Avukatların söz almasının ardından söz alan Demirtaş, mahkeme hakiminin "Seçmene hakaret hakkı verilir mi?" sözlerinden kaynaklı reddi hakim talebinde bulunarak ve tarafsızlığını yitirdiğini söyledi.
Mahkeme hakimi, duruşma tutanağına "hakim görüşü" yazdırmak istedi. Avukatlar ise, "Siz kendinizi bize karşı savunamazsınız" diyerek, duruma itiraz etti. Ardından mahkeme hakimi, "CMK burada değil mi?" diyerek, odasından CMK kitapçığını aldı.
"Reddi hakim" talebinde bulunmasının ardından mahkeme hakimi, dosyayı bir üst mahkemeye gönderdi.
Öte yandan Demirtaş'ın duruşması görüldüğü sırada HDP İstanbul İl Örgütü adliye binası önünde basın açıklaması gerçekleştirdi. Sık sık, "Direne direne kazanacağız”, “Selam selam Selo başkana bin selam”, “Hak hukuk adalet HDP ile gelecek” sloganlarının atıldığı açıklamaya sanatçı Ferhat Tunç, HDP ve Halkların Demokratik Kongresi (HDK) yöneticileri katıldı.
'SALDIRILARIN NEDENİ 'HAYIR'
Söz alan HDP İstanbul İl Yönetim Kurulu üyesi Şadir Özdemir, siyasi liderlerinin ve birçok çalışanlarının tutuklu olduğuna dikkat çekerek, “Biz asla tutsaklığı kabul etmeyeceğiz” diye konuştu.

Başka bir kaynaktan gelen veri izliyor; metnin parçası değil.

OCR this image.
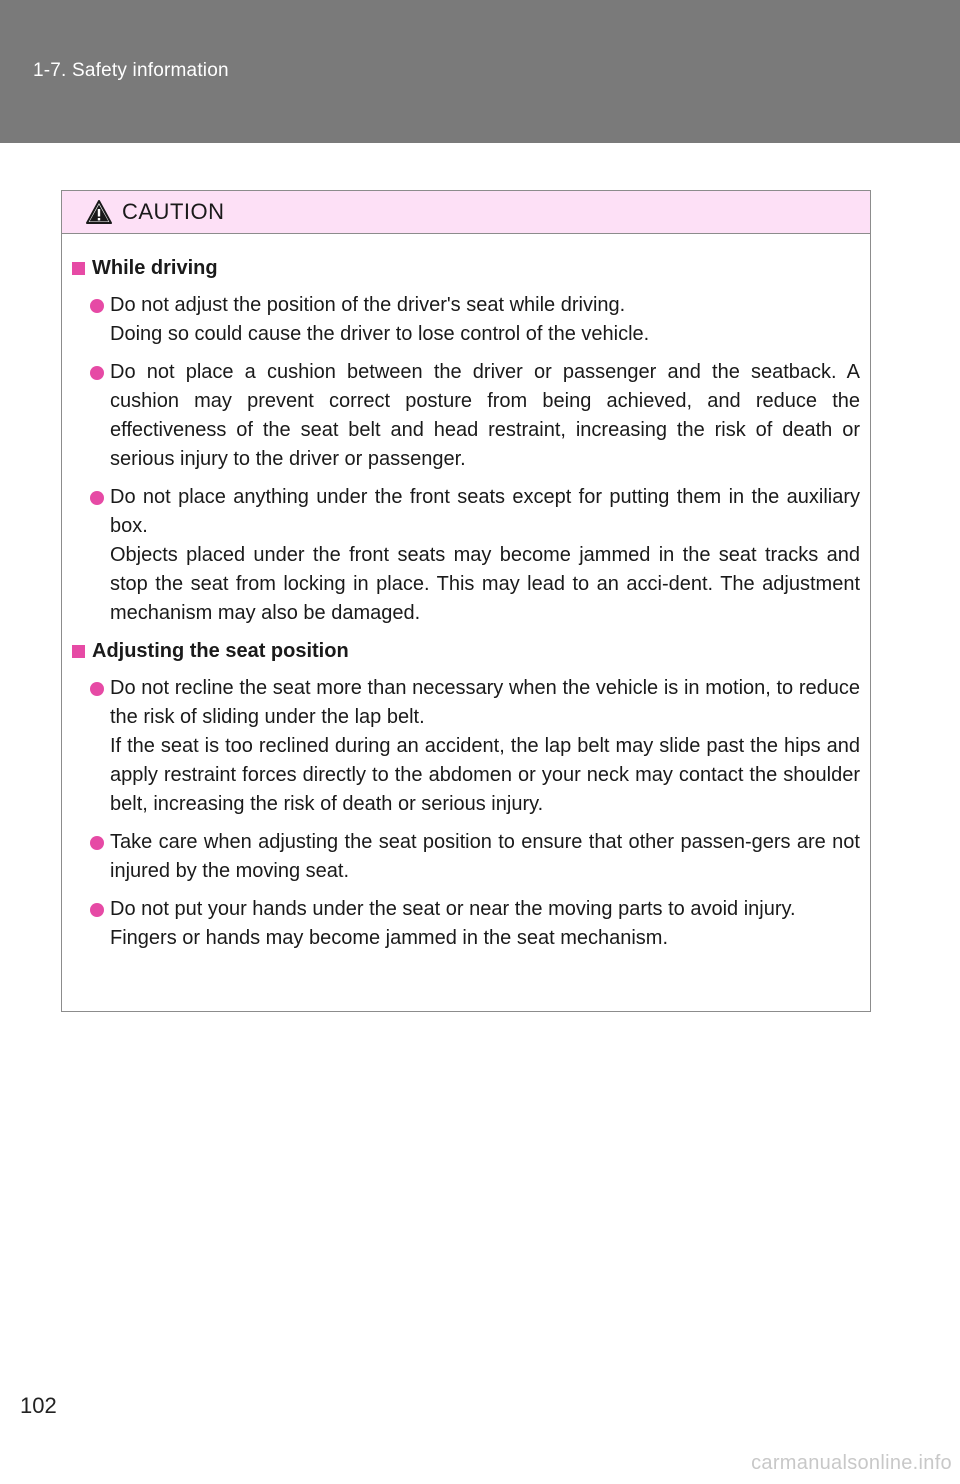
1-7. Safety information
CAUTION
While driving

Do not adjust the position of the driver's seat while driving.

Doing so could cause the driver to lose control of the vehicle.

Do not place a cushion between the driver or passenger and the seatback. A cushion may prevent correct posture from being achieved, and reduce the effectiveness of the seat belt and head restraint, increasing the risk of death or serious injury to the driver or passenger.

Do not place anything under the front seats except for putting them in the auxiliary box.

Objects placed under the front seats may become jammed in the seat tracks and stop the seat from locking in place. This may lead to an acci-dent. The adjustment mechanism may also be damaged.

Adjusting the seat position

Do not recline the seat more than necessary when the vehicle is in motion, to reduce the risk of sliding under the lap belt.

If the seat is too reclined during an accident, the lap belt may slide past the hips and apply restraint forces directly to the abdomen or your neck may contact the shoulder belt, increasing the risk of death or serious injury.

Take care when adjusting the seat position to ensure that other passen-gers are not injured by the moving seat.

Do not put your hands under the seat or near the moving parts to avoid injury.

Fingers or hands may become jammed in the seat mechanism.

102
carmanualsonline.info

Özdemir'in ardından ise sözü ÖHP üyesi avukat Sinan Zincir aldı. Demirtaş’ın görülen duruşması hakkında bilgi veren Zincir, “Yasama sorumsuzluğundan" kaynaklı yargılama yapılamayacağını, yargılama koşullarının oluşmadığı ve davanın düşmesini talep etti. Zincir, “Halkımızın çocukları da yargılanıyor. 9 Şubat’ta 13 Şubat’ta onlarca arkadaşımız gerekçesiz gözaltına alındı. Fiziki ve psikolojik işkenceye maruz kaldılar soru dahi soramadılar" dedi. Kürtlere ve Kürtlerin mücadele arkadaşlarına yönelik yapılan bu baskıların bir anlamı olduğunu söyleyen Zincir, “Bunların tek bir sebebi var o da yükselen 'Hayır’ın sesini düşürmektir. Bu temelde en güçlü muhalefeti ortaya koyan HDK bileşenlerine karşı rehin almadır. İşimiz zor hepimize başarılar” diyerek konuşmasını sonlandırdı.
'KADINLAR HER TÜRLÜ BASKIYA KARŞI DURACAK'
Zincir’in ardından konuşan HDP Merkez Yönetim Kurulu (MYK) üyesi Gülsüm Ağaoğlu da, “Referandum paketini bize zorla dayattılar. Türkiye’nin kurulduğundan bu yana var olan tekçi anlayışın devamıdır ve biz bu anlayışa ‘Hayır’ diyoruz” diyerek sözlerine başladı. 8 Mart’ta doğru giderken kadın kazanımlarına yönelik ciddi saldırılar olduğuna dikkat çeken Ağaoğlu, “Figen Yüksekdağ tutuklandı bu tutuklanma HDP’nin eşit temsiliyet hakkına bir saldırıdır ve bu yasağı tanımıyoruz tanımayacağız. Kadınlar olarak her türlü baskıya karşı duracağız. Figen Yüksekdağ bizim irademizdir” şeklinde konuştu.